Avengers Coast-to-Coast
- Cover
- Publishers: TSR
- Systems: Marvel Super Heroes

= Avengers Coast-to-Coast =

Role-playing game supplement

Avengers Coast-to-Coast is a role-playing game supplement published by TSR in 1986 for the Marvel Super Heroes role-playing game.

==Contents==
Avengers Coast-to-Coast is a supplement for the Advanced Set describing all the various members of the superhero group the Avengers, with illustrations, maps, and a scenario, "Avengers Franchised."

Avengers Coast to Coast is a sourcebook intended for players to use characters from the Avengers. It has sections which detail the Avengers' Charter and focus on the group's relationship with the United States government. Also included are detailed plans of the bases the Avengers use, their transport and equipment, and descriptions of characters from Marvel Comics.

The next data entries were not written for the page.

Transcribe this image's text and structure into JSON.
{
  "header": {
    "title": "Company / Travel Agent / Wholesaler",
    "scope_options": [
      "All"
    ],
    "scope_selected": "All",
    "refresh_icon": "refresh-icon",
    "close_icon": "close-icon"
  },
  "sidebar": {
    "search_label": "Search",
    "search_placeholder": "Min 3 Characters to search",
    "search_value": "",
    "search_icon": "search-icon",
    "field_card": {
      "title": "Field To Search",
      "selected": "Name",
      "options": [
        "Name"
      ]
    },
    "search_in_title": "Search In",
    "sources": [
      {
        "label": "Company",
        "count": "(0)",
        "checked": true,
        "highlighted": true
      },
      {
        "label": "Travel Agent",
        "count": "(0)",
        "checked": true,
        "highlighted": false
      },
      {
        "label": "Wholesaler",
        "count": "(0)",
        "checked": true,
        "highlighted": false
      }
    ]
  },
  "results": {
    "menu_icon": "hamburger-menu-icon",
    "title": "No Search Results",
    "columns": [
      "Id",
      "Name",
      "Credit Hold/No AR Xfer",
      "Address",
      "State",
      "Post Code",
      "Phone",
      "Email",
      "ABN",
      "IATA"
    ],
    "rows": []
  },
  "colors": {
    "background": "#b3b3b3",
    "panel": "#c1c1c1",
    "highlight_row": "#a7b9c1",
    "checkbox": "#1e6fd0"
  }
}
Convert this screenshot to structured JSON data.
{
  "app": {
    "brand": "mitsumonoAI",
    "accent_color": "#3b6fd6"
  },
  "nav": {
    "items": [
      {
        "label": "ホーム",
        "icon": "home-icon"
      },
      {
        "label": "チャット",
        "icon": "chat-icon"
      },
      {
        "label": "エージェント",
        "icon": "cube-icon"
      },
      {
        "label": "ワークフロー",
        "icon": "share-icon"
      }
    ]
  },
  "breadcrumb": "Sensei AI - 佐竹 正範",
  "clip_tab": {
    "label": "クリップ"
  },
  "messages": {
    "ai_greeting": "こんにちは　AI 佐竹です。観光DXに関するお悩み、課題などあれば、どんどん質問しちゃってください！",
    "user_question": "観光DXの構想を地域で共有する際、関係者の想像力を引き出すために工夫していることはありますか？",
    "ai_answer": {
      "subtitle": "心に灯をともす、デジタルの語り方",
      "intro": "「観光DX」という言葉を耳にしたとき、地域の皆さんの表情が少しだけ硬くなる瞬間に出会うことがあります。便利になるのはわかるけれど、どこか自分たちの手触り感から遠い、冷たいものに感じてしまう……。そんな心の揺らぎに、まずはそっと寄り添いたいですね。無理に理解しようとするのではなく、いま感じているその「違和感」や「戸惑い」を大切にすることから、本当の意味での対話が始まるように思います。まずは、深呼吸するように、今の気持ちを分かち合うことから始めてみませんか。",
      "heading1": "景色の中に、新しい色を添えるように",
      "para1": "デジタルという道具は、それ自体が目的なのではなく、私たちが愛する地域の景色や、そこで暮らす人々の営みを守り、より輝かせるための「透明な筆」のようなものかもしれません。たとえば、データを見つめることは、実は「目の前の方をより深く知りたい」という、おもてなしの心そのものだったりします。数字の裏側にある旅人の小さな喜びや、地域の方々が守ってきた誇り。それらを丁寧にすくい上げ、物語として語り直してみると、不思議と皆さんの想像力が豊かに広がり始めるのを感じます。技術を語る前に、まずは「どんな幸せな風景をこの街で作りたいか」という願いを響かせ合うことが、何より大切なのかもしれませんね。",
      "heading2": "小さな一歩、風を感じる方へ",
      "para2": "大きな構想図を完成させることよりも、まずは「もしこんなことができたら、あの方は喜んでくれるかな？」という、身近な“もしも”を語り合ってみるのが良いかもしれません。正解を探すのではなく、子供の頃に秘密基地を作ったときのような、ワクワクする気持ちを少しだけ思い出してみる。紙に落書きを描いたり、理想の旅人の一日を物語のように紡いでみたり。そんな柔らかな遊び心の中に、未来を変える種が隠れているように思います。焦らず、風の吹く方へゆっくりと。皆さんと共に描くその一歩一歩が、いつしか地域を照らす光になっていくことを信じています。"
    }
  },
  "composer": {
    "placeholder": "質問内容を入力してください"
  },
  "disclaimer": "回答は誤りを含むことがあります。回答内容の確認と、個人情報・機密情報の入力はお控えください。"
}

The plot of the included adventure is that the Avengers have invited other heroes to apply for membership in their franchise operations, allowing the player characters the chance to join.

==Publication history==
MA2 Avengers Coast-to-Coast was written by Edward G. Sollers and David Cook, with a cover by Jeff Butler, and was published by TSR, Inc., in 1986 as a 96-page book.

==Reception==
Pete Tamlyn reviewed Avengers Coast-to-Coast for White Dwarf #88. He comments: "As expected, TSR have taken the arrival of Advanced Marvel Super Heroes as a reason to issue new game statistics for the vast number of Marvel characters in the original rules. About the only thing that can be said in their favour is that they've done a much better job of it second time around." He called the sections on the Avengers' Charter and their relationship with the government "the most interesting parts of the book" and noted that they help "provide the basis for starting an Advanced MSH campaign based around a superhero group. However, it comprises only about half the book. The rest of it is taken up with vast numbers of descriptions of Marvel characters, many of whom have already been described in at least one of the various original Marvel Super Heroes products."